Though the inaugural cohort of grantees has just received three-year funding and programming is just getting underway, the approach and bedrock strategies of the Gilead Foundation are ones we hope will have an impact over time:
- Intentionally develop a cohort model and learning community where organizations compliment and build off each other’s strengths and capacities;
- Prioritize Black- and Brown-led organizations with the lived experience of the communities which they serve (two-thirds of the cohort are Black-led organizations);
- Harness the power of non-traditional evaluation measures such as storytelling and qualitative indicators such as a “sense of belonging” to assess impact and success;
- Seek grantee feedback that informs the Gilead Foundation’s future roadmap and a move away from donor driven, predetermined agendas to community led and informed ones;
- Ensure multi-year funding that allows for flexibility and an iterative process of program design, implementation, and evaluation that allows organizations to pivot program strategies in new directions if needed;
- Allow organic learning and action collaboratives to emerge from the cohort;
- Understand and accept that impact and outcomes may not result at the end of the funding cycle, especially in an area like education that can have a significant lag time and take many years to manifest; and
- Create opportunities for sharing, convening, and continuous feedback among the cohort.
In the coming months and years, the Gilead Foundation hopes to work with and learn from others in health and education philanthropy in our efforts to address education equity as a driver of health equity.
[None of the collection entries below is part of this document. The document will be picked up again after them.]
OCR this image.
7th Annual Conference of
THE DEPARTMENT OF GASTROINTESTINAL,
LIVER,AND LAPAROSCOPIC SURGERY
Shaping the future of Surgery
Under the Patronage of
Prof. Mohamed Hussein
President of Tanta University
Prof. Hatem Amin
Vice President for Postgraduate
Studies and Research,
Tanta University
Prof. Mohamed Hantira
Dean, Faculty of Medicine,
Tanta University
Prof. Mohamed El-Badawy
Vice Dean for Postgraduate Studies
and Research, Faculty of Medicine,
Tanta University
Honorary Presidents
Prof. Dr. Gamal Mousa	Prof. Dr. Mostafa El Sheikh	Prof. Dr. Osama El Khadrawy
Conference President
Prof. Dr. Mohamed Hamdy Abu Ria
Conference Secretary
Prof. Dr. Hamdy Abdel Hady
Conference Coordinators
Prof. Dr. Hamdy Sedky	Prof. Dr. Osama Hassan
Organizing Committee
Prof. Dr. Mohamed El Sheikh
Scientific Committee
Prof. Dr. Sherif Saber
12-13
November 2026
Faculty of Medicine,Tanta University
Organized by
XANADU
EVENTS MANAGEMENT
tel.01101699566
Although it has been a traditional health funder, the Gilead Foundation realizes and is committed to addressing the upstream, systemic drivers of health inequity and inequality. We are hopeful that this approach will become more commonplace among corporate funders and will receive greater investment. In order to create a world where young people thrive and are able to actualize their dreams, corporate funders will need to move beyond traditional funding and institutional comfort zones. This is what the Gilead Foundation hopes to continue doing as it learns, visions, and continues to develop a strategic funding agenda that prioritizes the upstream drivers that need to change to achieve health equity for all.